Armenia -- Sheep on a farm in Zvartnots village, January 27, 2010.
Zahar Ravoyan, the deputy chairman of the Union of Yezidis of Armenias who also lives in the village, had a simple explanation for that. “Everyone was in debt and they seized upon the chance to quickly repay the debts,” he told RFE/RL.
“Hay is expensive, there is no water and it’s hard to keep sheep. So if someone offers a good price why shouldn’t people sell?” reasoned one farmer. “They have now started shipping cattle to Iran,” he said, referring to livestock buyers.

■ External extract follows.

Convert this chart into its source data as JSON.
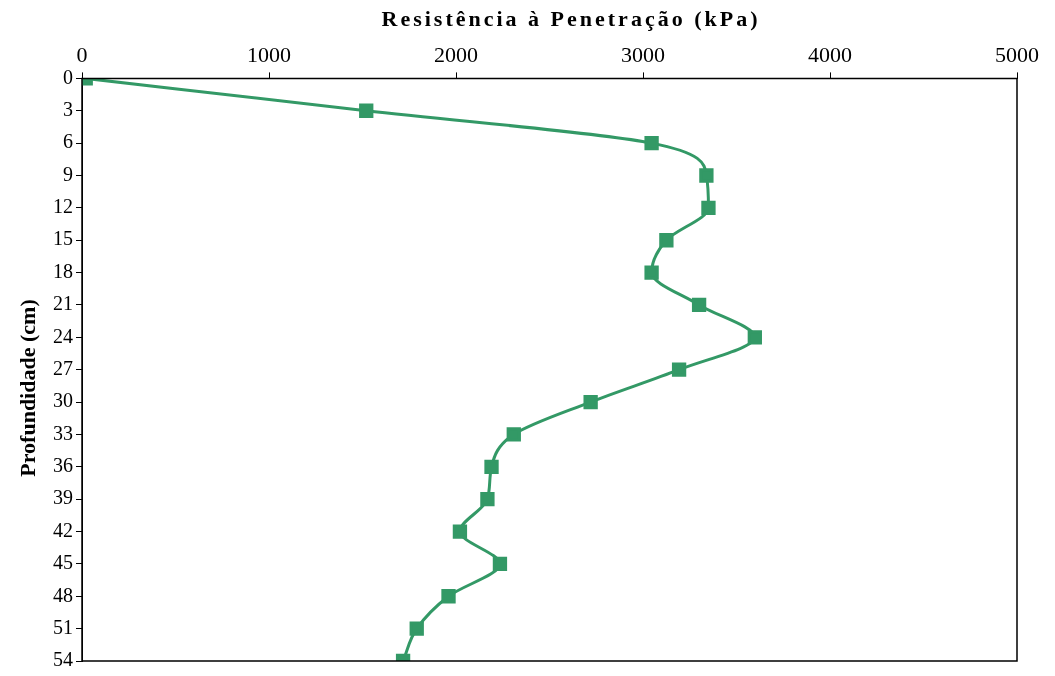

Hrachya Berbedian, chairman of the Armenian Agrarian Union, sounded alarm over these developments, alleging that the government’s failure to step in testifies to its “ineptness.” “There is a large-scale export of sheep to Iran and Arab countries, which is a ‘welcome’ development,” he told RFE/RL. “We’re like a factory selling its machines and equipment after emptying its production inventories.”
Alaverdian, the agriculture minister, insisted, however, that the exported sheep were mainly “unfit for reproduction” and that Armenia’s sheep stocks will grow by 200,000 already by this summer. He said the Ministry of Agriculture has devised a plan of actions aimed at raising the total number of sheep to 1.5 million by 2020. Speaking at a news conference, Alaverdian also announced that Armenia will soon start also exporting live cattle and beef to Iran.
Such a prospect is causing serious concern among local meat traders who fear that a resulting surge in the prices of beef, which is consumed in Armenia in far greater amounts than lamb, will dramatically cut their sales. About a dozen traders in a Yerevan food market temporarily shut down their meat shops on Wednesday to demand a government ban or restrictions on beef exports.
“They must not take cattle abroad,” one of them told RFE/RL. “We risk running out of meat. It’s beneficial for farmers to sell cattle at a higher price. But they don’t think about what they are going to eat tomorrow.”
“If things continue like this, there will no meat one month later,” claimed another protester.
The retail price of beef has slightly risen over the past month and currently averages 1,700-1,800 drams per kilogram in Yerevan food stores and markets.